Paramedics will initiate a loading dose of 4 grams magnesium sulfate iv over 15 minutes or matched placebo, followed after hospital arrival by a maintenance infusion of 16 grams magnesium sulfate iv over 24 hours or matched placebo. Follow-up assessments will be performed at ED arrival, 24 hours, 48 hours, day 4, day 30, and day 90. The sites involved in the study will be EMS system rescue ambulances and receiving hospitals in Los Angeles and Orange Counties, California. The Clinical Coordinating Center and the Neuroimaging Analysis Center will be at UCLA Medical Center and the Data Management Center will be coordinated through Stanford University.
The central aim of this study is to demonstrate that paramedic initiation of the neuroprotective agent magnesium sulfate in the field is an efficacious and safe treatment for acute stroke.
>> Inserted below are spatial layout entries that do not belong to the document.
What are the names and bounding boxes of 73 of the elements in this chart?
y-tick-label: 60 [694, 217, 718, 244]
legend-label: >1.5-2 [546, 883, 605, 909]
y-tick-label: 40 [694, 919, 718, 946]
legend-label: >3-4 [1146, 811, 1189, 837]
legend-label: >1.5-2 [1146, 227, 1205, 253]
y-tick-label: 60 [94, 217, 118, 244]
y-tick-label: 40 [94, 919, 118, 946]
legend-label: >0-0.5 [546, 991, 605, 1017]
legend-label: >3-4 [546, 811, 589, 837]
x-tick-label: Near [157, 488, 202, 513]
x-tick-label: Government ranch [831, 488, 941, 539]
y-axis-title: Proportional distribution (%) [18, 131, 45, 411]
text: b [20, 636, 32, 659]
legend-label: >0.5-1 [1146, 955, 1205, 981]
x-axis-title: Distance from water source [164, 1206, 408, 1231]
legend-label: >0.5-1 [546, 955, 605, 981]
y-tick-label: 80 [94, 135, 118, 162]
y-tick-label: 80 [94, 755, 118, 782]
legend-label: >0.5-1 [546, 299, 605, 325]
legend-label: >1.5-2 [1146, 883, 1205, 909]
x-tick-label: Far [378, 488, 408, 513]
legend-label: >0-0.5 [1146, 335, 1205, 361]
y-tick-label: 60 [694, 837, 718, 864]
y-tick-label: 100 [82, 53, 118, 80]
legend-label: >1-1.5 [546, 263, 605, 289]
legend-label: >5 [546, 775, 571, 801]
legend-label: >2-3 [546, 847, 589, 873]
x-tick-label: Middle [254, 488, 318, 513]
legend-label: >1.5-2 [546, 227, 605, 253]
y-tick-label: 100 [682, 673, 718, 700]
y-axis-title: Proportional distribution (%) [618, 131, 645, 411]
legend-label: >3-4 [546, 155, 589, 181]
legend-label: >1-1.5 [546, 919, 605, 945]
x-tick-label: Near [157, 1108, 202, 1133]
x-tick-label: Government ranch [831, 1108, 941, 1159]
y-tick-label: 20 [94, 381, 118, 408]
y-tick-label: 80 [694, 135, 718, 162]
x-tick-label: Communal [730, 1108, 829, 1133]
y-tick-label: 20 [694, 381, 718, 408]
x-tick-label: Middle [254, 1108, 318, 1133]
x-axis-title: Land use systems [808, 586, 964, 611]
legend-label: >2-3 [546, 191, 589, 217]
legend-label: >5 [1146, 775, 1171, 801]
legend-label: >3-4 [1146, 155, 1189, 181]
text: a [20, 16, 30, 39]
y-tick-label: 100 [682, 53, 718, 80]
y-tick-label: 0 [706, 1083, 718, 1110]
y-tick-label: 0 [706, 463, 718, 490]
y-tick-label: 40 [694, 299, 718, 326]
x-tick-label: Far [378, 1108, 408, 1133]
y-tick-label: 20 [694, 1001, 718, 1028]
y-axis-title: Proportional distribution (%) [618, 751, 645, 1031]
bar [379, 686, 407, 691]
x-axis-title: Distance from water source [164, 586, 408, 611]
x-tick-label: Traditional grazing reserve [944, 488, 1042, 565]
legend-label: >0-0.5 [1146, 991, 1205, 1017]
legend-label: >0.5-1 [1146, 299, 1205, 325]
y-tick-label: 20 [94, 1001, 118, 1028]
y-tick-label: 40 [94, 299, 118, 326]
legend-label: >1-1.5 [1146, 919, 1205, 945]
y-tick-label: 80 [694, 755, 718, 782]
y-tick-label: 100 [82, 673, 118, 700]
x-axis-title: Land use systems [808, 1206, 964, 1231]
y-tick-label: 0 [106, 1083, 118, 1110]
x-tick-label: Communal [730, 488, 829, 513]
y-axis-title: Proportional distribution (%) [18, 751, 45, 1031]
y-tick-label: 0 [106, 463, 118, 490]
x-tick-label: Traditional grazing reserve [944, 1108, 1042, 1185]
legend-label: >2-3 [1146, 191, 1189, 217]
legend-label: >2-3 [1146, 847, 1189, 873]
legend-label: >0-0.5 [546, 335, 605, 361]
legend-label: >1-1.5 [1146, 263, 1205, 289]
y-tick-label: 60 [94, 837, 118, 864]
The study design is a multicenter, randomized, double-blind, phase 3 clinical trial, using intention to treat analysis, of magnesium sulfate versus placebo among ambulance-transported patients with acute stroke, with study agent initiated in all individuals within two hours of stroke onset. Successful conduct of the trial will serve as a pivotal test of the promising neuroprotective agent magnesium sulfate in acute stroke, and will also demonstrate for the first time that field enrollment and treatment of acute stroke patients is a practical and feasible strategy for phase 3 stroke trials, permitting enrollment of greater numbers of patients in hyperacute time windows.
Treatment with magnesium sulfate improves the long-term functional outcome of hyperacute stroke patients.
The primary study endpoint analyzed to test this hypothesis will be the difference in distribution of scores between magnesium sulfate and placebo groups on the modified Rankin Scale measure of global handicap, assessed 3 months poststroke.
Treatment with magnesium sulfate improves the long-term outcome of hyperacute stroke patients on measures of activities of daily living, neurologic deficit, quality of life, and mortality.
The secondary study endpoints analyzed to test these hypotheses will be the difference in distribution of scores between magnesium sulfate and placebo groups on the Barthel Activities of Daily Living Scale, the National Institute of Health Stroke Scale (neurologic deficit), the Stroke Impact Scale (stroke-specific quality of life), and in mortality, assessed 3 months poststroke.
Treatment with magnesium sulfate improves the long-term functional outcome of each of the following subgroups of hyperacute stroke patients:
Patients with ischemic stroke
Patients with intracerebral hemorrhage
Patients with ischemic stroke treated with conventional intravenous tissue plasminogen activator
Patients with ischemic stroke not treated with conventional intravenous tissue plasminogen activator
Patients with ischemic stroke treated within 60 minutes of onset
Patients with ischemic stroke treated within 61-120 minutes of onset
To test these hypotheses, the primary study endpoint, differences in the distribution of scores between magnesium sulfate and placebo groups on the modified Rankin Scale measure of global handicap, will be separately analyzed in each of these subgroups.